There’s an easy solution, to be sure. Never disagree with anyone about anything. Never say anything that could be considered negative or snarky or even constructive criticism (which is still criticism). “If you don’t have anything nice to say, don’t say anything at all.” Heck, I could start a new Blogger’s Code of Conduct, with a badge bearing a smiley face: “We only see the sunny days.”
I would have naively assumed that people who take public roles would consider themselves open to criticism. I would have naively assumed that people who (unlike me) are frequently interviewed would be wary of selective quotation. I would have naively assumed that people would stand behind what they say, understanding that some of us learn over time and have been known to change our minds. Heck, some of us are even wrong once in a while; I certainly am.
Maybe I’m getting less naive. Maybe the rule now is that nobody is responsible for anything they say, directly or indirectly, unless you agree with them. I’d like to think otherwise. But I’m beginning to wonder.
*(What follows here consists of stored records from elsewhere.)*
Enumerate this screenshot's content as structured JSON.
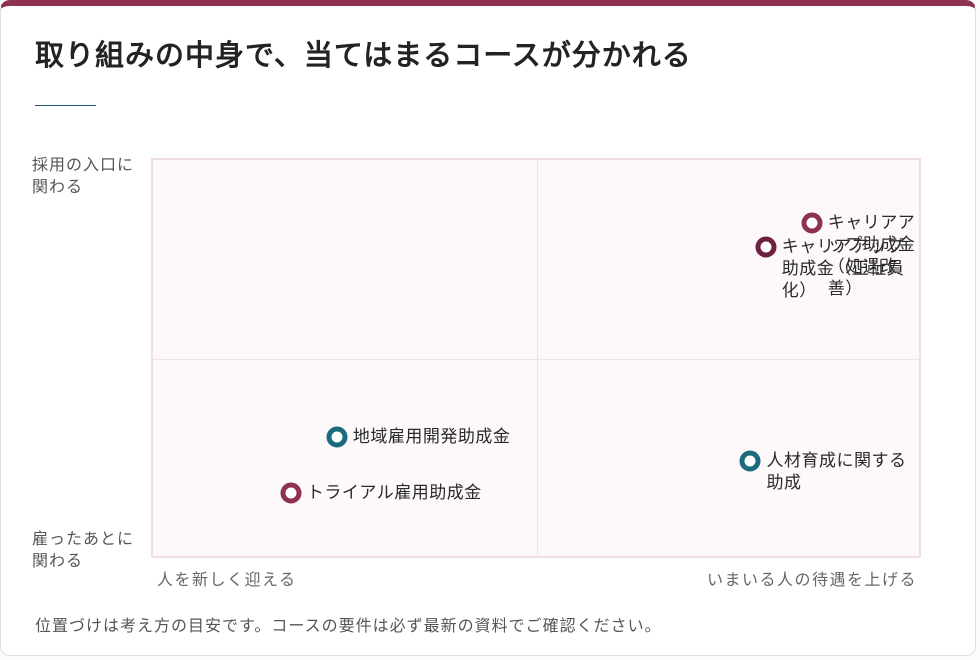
{
  "title": "取り組みの中身で、当てはまるコースが分かれる",
  "axes": {
    "y_top": "採用の入口に関わる",
    "y_bottom": "雇ったあとに関わる",
    "x_left": "人を新しく迎える",
    "x_right": "いまいる人の待遇を上げる"
  },
  "note": "位置づけは考え方の目安です。コースの要件は必ず最新の資料でご確認ください。",
  "colors": {
    "accent": "#8e3152",
    "dark_accent": "#6e2040",
    "teal": "#1b6a7e",
    "plot_bg": "#fdf8fa"
  },
  "chart_data": {
    "type": "scatter",
    "xlim": [
      0,
      100
    ],
    "ylim": [
      0,
      100
    ],
    "quadrant_dividers": {
      "x": 50,
      "y": 50
    },
    "grid": false,
    "points": [
      {
        "label": "キャリアアップ助成金（処遇改善）",
        "x": 86,
        "y": 84,
        "color": "#8e3152"
      },
      {
        "label": "キャリアアップ助成金（正社員化）",
        "x": 80,
        "y": 78,
        "color": "#6e2040"
      },
      {
        "label": "地域雇用開発助成金",
        "x": 24,
        "y": 30,
        "color": "#1b6a7e"
      },
      {
        "label": "人材育成に関する助成",
        "x": 78,
        "y": 24,
        "color": "#1b6a7e"
      },
      {
        "label": "トライアル雇用助成金",
        "x": 18,
        "y": 16,
        "color": "#8e3152"
      }
    ]
  }
}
Comments welcome–whether you agree or disagree. I reserve the right to delete obscene or patently abusive comments, especially those that aren’t signed or are off-topic–but “patently abusive” has to do with language, not with agreement. Think I’m a whiney asshat? You’re free to say so.
Addition, February 6: The particular situation mentioned was a fluke, I now believe–but I’ll stand behind much of the rest of the post. The comments so far are great, but I should clarify one thing:
No, I’m not going to follow the shining path of only positive comments, and I’m not going to disappear. I assume that pretty much all of you who I’ve had discussions with over the past two years are open to criticism; many of you have been quite explicit about that (and that you feel free to criticize me, as you should).
So, while you’re certainly free to (encouraged to!) add to this interesting discussion, you don’t need to assure me that it’s OK to disagree with you in public. If I get one odd email a year, I can handle that… And, frankly, I’m always a little surprised by the extent to which many blogs seem to get nothing but 100% “agreeable” comments. Fortunately, this isn’t one of those blogs.